Madrid

La batalla del IVIMA

Carmen M. Gutiérrez | Lunes 12 de mayo de 2008
Ocupaciones ilegales de inmuebles, subarrendamientos o impagos son algunos de los problemas con los que se encuentra el Instituto de Vivienda de Madrid en la gestión de los 23.000 pisos de su propiedad. Para evitar estas situaciones, la Comunidad cuenta con un Servicio de Inspección de Viviendas, que acaba de incrementar su plantilla para reforzar la lucha contra el fraude en la vivienda pública.

Muchas de las actuaciones de realojamiento o remodelación que lleva a cabo el IVIMA en los diferentes municipios de la región se ven retrasadas incluso años debido a las ocupaciones ilegales de los inmuebles de su propiedad. Por este motivo, la Comunidad decidió incrementar las labores de control y vigilancia de su patrimonio inmobiliario a través de la creación del Servicio de Inspección de Viviendas.

Su objetivo es detectar situaciones de fraude en el parque público de viviendas para que un mayor número de población pueda acceder a un piso protegido, y en mejor estado. Sólo durante 2007 se confirmaron 158 de los 218 expedientes abiertos por ocupaciones ilegales de pisos del IVIMA, y 87 de ellos acabaron en desalojos forzosos de sus habitantes.

Además, el año pasado el IVIMA realizó 15.066 visitas a sus inmuebles, con el objetivo de informar a los inquilinos de sus derechos y obligaciones, y detectar posibles situaciones irregulares, ya sean de conflictividad vecinal, de ocupaciones ilegales o de obras no autorizadas.

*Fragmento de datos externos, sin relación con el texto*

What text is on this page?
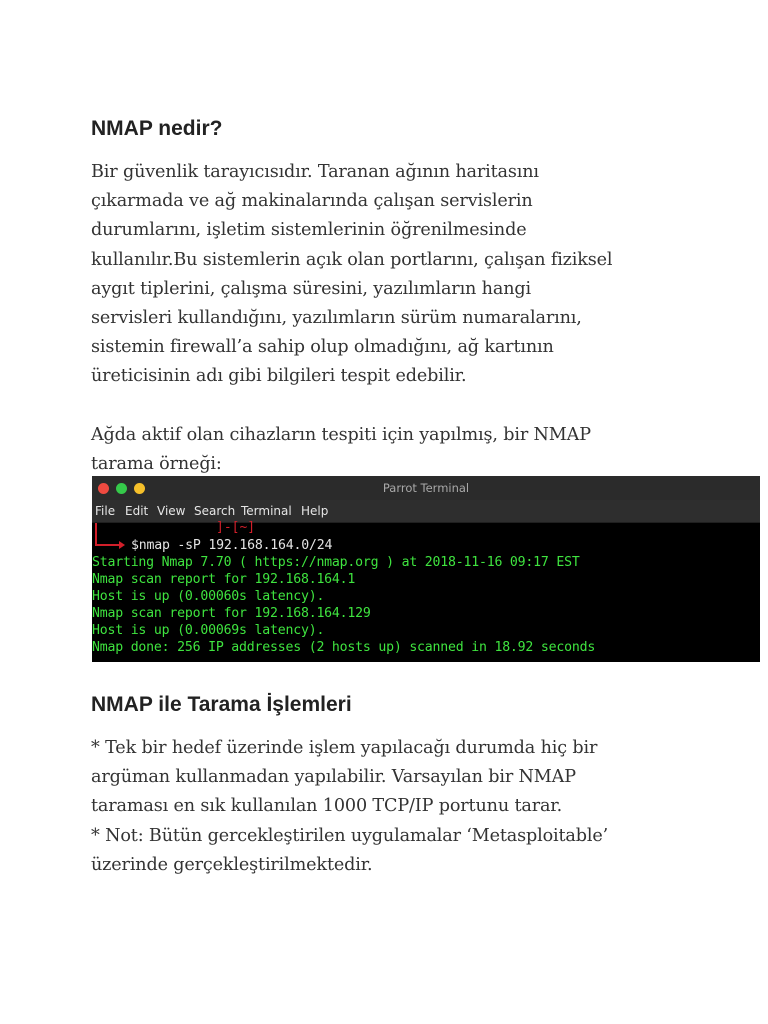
NMAP nedir?

Bir güvenlik tarayıcısıdır. Taranan ağının haritasını
çıkarmada ve ağ makinalarında çalışan servislerin
durumlarını, işletim sistemlerinin öğrenilmesinde
kullanılır.Bu sistemlerin açık olan portlarını, çalışan fiziksel
aygıt tiplerini, çalışma süresini, yazılımların hangi
servisleri kullandığını, yazılımların sürüm numaralarını,
sistemin firewall’a sahip olup olmadığını, ağ kartının
üreticisinin adı gibi bilgileri tespit edebilir.

Ağda aktif olan cihazların tespiti için yapılmış, bir NMAP
tarama örneği:

Parrot Terminal
File Edit View Search Terminal Help
]-[~]
$nmap -sP 192.168.164.0/24
Starting Nmap 7.70 ( https://nmap.org ) at 2018-11-16 09:17 EST
Nmap scan report for 192.168.164.1
Host is up (0.00060s latency).
Nmap scan report for 192.168.164.129
Host is up (0.00069s latency).
Nmap done: 256 IP addresses (2 hosts up) scanned in 18.92 seconds
NMAP ile Tarama İşlemleri

* Tek bir hedef üzerinde işlem yapılacağı durumda hiç bir
argüman kullanmadan yapılabilir. Varsayılan bir NMAP
taraması en sık kullanılan 1000 TCP/IP portunu tarar.
* Not: Bütün gerceklеştirilen uygulamalar ‘Metasploitable’
üzerinde gerçekleştirilmektedir.
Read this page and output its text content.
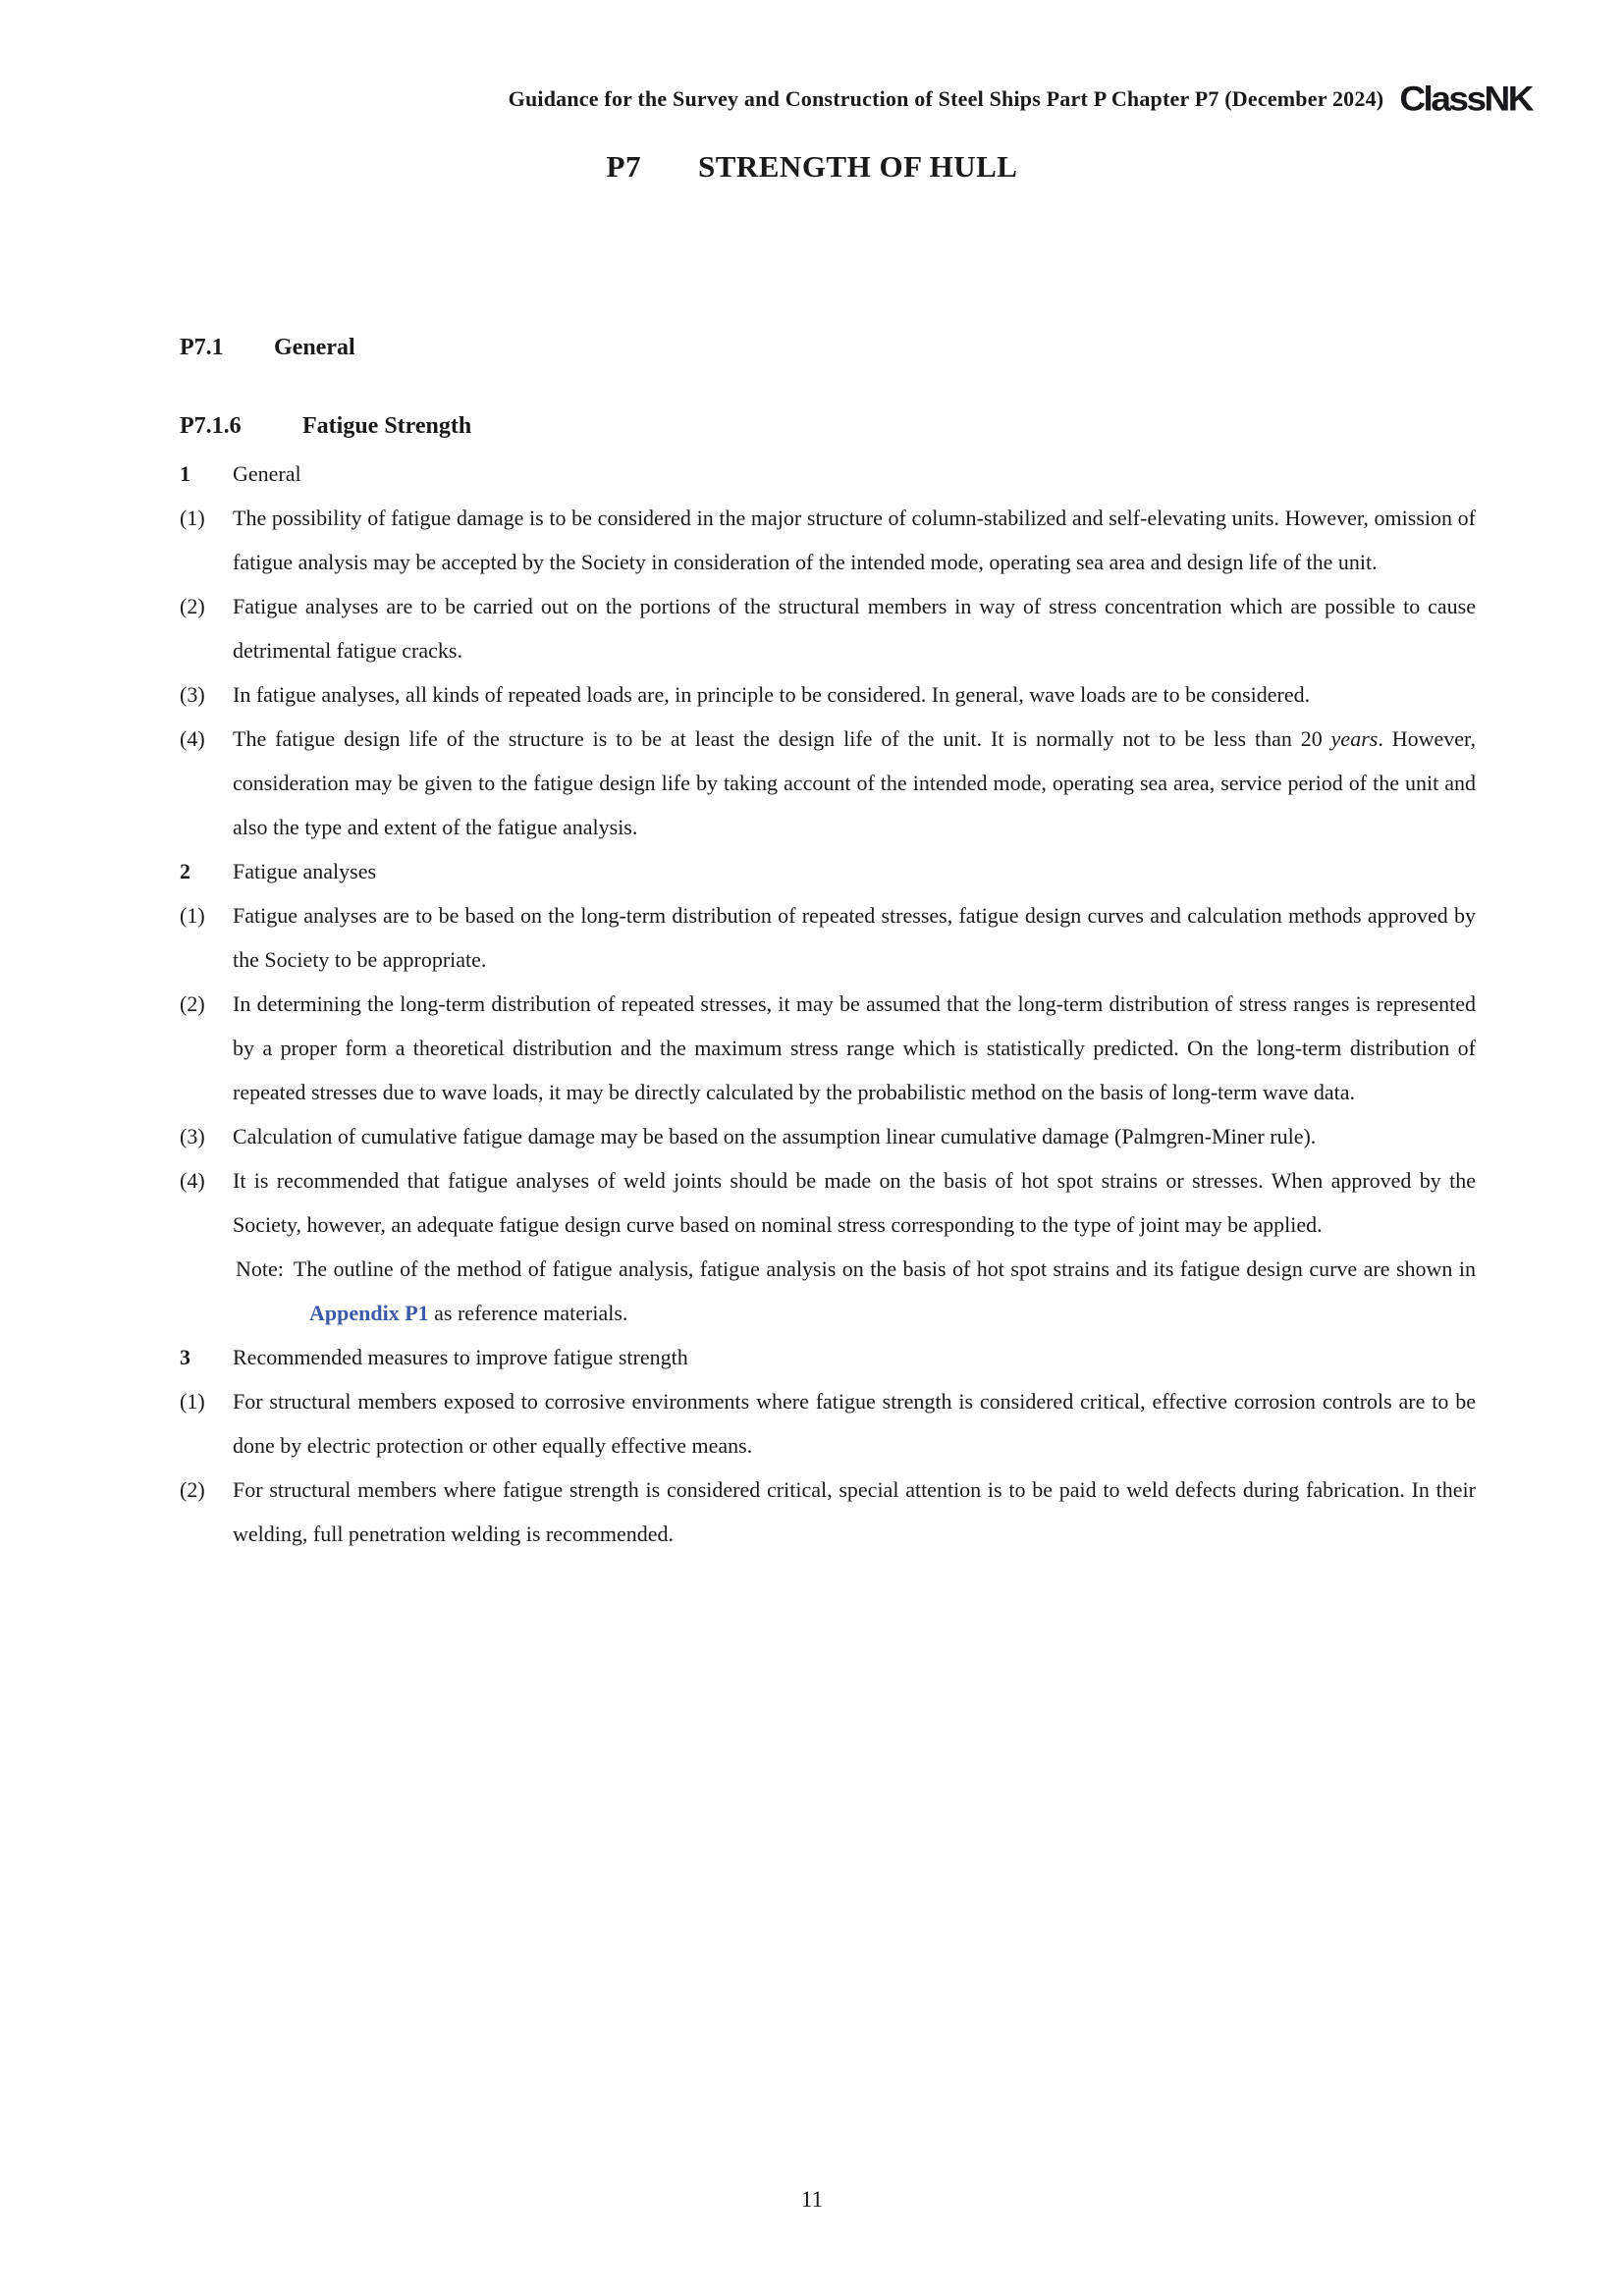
Guidance for the Survey and Construction of Steel Ships Part P Chapter P7 (December 2024) ClassNK
P7 STRENGTH OF HULL
P7.1 General
P7.1.6	Fatigue Strength

1 General

(1) The possibility of fatigue damage is to be considered in the major structure of column-stabilized and self-elevating units. However, omission of fatigue analysis may be accepted by the Society in consideration of the intended mode, operating sea area and design life of the unit.

(2) Fatigue analyses are to be carried out on the portions of the structural members in way of stress concentration which are possible to cause detrimental fatigue cracks.

(3) In fatigue analyses, all kinds of repeated loads are, in principle to be considered. In general, wave loads are to be considered.

(4) The fatigue design life of the structure is to be at least the design life of the unit. It is normally not to be less than 20 years. However, consideration may be given to the fatigue design life by taking account of the intended mode, operating sea area, service period of the unit and also the type and extent of the fatigue analysis.

2 Fatigue analyses

(1) Fatigue analyses are to be based on the long-term distribution of repeated stresses, fatigue design curves and calculation methods approved by the Society to be appropriate.

(2) In determining the long-term distribution of repeated stresses, it may be assumed that the long-term distribution of stress ranges is represented by a proper form a theoretical distribution and the maximum stress range which is statistically predicted. On the long-term distribution of repeated stresses due to wave loads, it may be directly calculated by the probabilistic method on the basis of long-term wave data.

(3) Calculation of cumulative fatigue damage may be based on the assumption linear cumulative damage (Palmgren-Miner rule).

(4) It is recommended that fatigue analyses of weld joints should be made on the basis of hot spot strains or stresses. When approved by the Society, however, an adequate fatigue design curve based on nominal stress corresponding to the type of joint may be applied.

Note: The outline of the method of fatigue analysis, fatigue analysis on the basis of hot spot strains and its fatigue design curve are shown in Appendix P1 as reference materials.

3 Recommended measures to improve fatigue strength

(1) For structural members exposed to corrosive environments where fatigue strength is considered critical, effective corrosion controls are to be done by electric protection or other equally effective means.

(2) For structural members where fatigue strength is considered critical, special attention is to be paid to weld defects during fabrication. In their welding, full penetration welding is recommended.

11
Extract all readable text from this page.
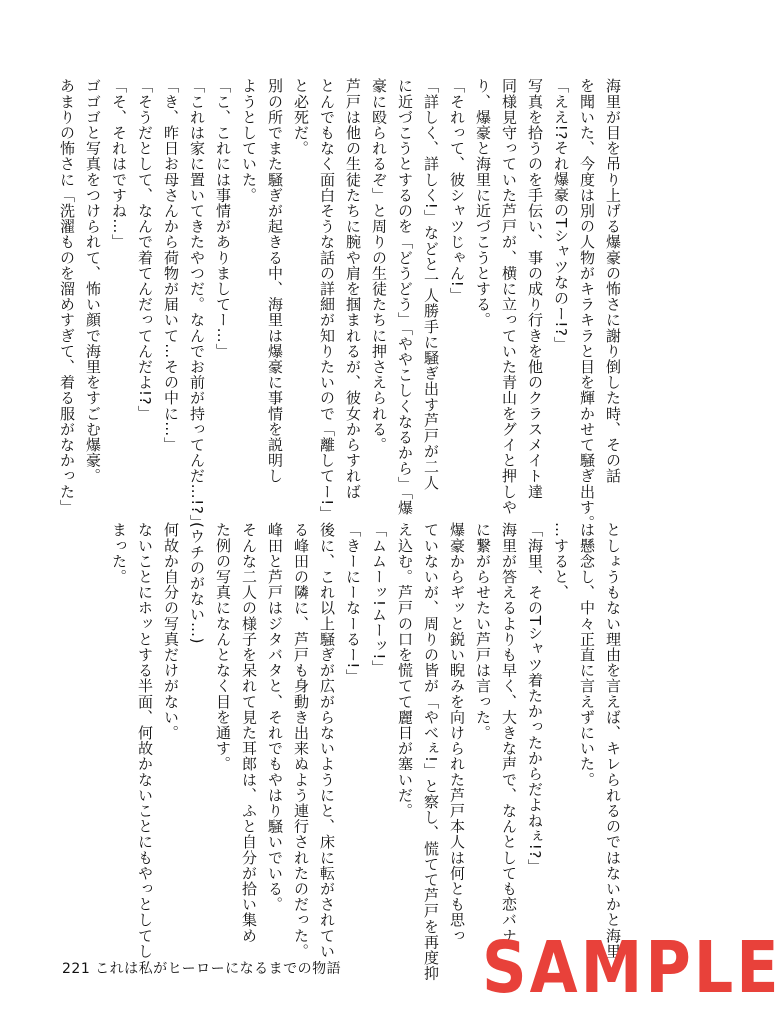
海里が目を吊り上げる爆豪の怖さに謝り倒した時、その話

を聞いた、今度は別の人物がキラキラと目を輝かせて騒ぎ出す。

「ええ!?それ爆豪のTシャツなのー!?」

写真を拾うのを手伝い、事の成り行きを他のクラスメイト達

同様見守っていた芦戸が、横に立っていた青山をグイと押しや

り、爆豪と海里に近づこうとする。

「それって、彼シャツじゃん!」

「詳しく、詳しく!」などと一人勝手に騒ぎ出す芦戸が二人

に近づこうとするのを「どうどう」「ややこしくなるから」「爆

豪に殴られるぞ」と周りの生徒たちに押さえられる。

芦戸は他の生徒たちに腕や肩を掴まれるが、彼女からすれば

とんでもなく面白そうな話の詳細が知りたいので「離してー!」

と必死だ。

別の所でまた騒ぎが起きる中、海里は爆豪に事情を説明し

ようとしていた。

「こ、これには事情がありましてー…」

「これは家に置いてきたやつだ。なんでお前が持ってんだ…!?」

「き、昨日お母さんから荷物が届いて…その中に…」

「そうだとして、なんで着てんだってんだよ!?」

「そ、それはですね…」

ゴゴゴと写真をつけられて、怖い顔で海里をすごむ爆豪。

あまりの怖さに「洗濯ものを溜めすぎて、着る服がなかった」

としょうもない理由を言えば、キレられるのではないかと海里

は懸念し、中々正直に言えずにいた。

…すると、

「海里、そのTシャツ着たかったからだよねぇ!?」

海里が答えるよりも早く、大きな声で、なんとしても恋バナ

に繋がらせたい芦戸は言った。

爆豪からギッと鋭い睨みを向けられた芦戸本人は何とも思っ

ていないが、周りの皆が「やべぇ!」と察し、慌てて芦戸を再度抑

え込む。芦戸の口を慌てて麗日が塞いだ。

「ムムーッ!ムーッ!」

「きーにーなーるー!」

後に、これ以上騒ぎが広がらないようにと、床に転がされてい

る峰田の隣に、芦戸も身動き出来ぬよう連行されたのだった。

峰田と芦戸はジタバタと、それでもやはり騒いでいる。

そんな二人の様子を呆れて見た耳郎は、ふと自分が拾い集め

た例の写真になんとなく目を通す。

(ウチのがない…)

何故か自分の写真だけがない。

ないことにホッとする半面、何故かないことにもやっとしてし

まった。

221 これは私がヒーローになるまでの物語 SAMPLE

Ahora, ante el elevado número de expendientes abiertos por el IVIMA, la Comunidad ha decidido multiplicar por diez el personal del Servicio de Inspección de Viviendas hasta superar el centenar de efectivos que combatan el fraude. Para ello, parte de los empleados que hasta ahora se dedicaban a la conservación de inmuebles han pasado a reforzar la plantilla de este servicio, gracias a la venta de pisos del IVIMA a sus inquilinos, que el año pasado ascendió a 10.000.

Hay que tener en cuenta el gran patrimonio que gestiona la Comunidad, con 23.000 viviendas en régimen de arrendamiento, 22.000 plazas de garaje y 2.000 locales comerciales. De hecho, el IVIMA es el mayor promotor de vivienda pública en España, con más de 15.000 viviendas protegidas en diferentes fases de proyecto y obra.

Modus Operandi
El Servicio de Inspección se encuentra con situaciones que van desde conflictos vecinales, como los provocados por ruidos u otros más complicados como los de amenazas o violencia, hasta casos de impago, de ocupación ilegal o falta de ocupación -las viviendas protegidas de la Comunidad deben estar destinadas a domicilio habitual del titular-.

Cuando se detecta una irregularidad, el IVIMA procede a su estudio en el seno de diversos tipos de comités y a la comprobación de los hechos. El resultado puede ser la remisión de requirimientos para que se ponga solución al motivo que causó el expediente o la apertura de procesos judiciales por impagos, ocupaciones ilegales o amenazas, entre otros motivos.

Los expedientes no siempre acaban en una orden de desalojo, pero cuando sucede se lleva a cabo con la presencia de los cuerpos de seguridad y la asistencia de los servicios sociales, en el caso de que en la vivienda puedan encontrarse personas necesitadas de atención especial. Ahora, una vez desocupada la casa, es posible proceder a su adjudicación siguiendo el procedimiento legalmente establecido, y así facilitar a una familia el acceso a una vivienda protegida.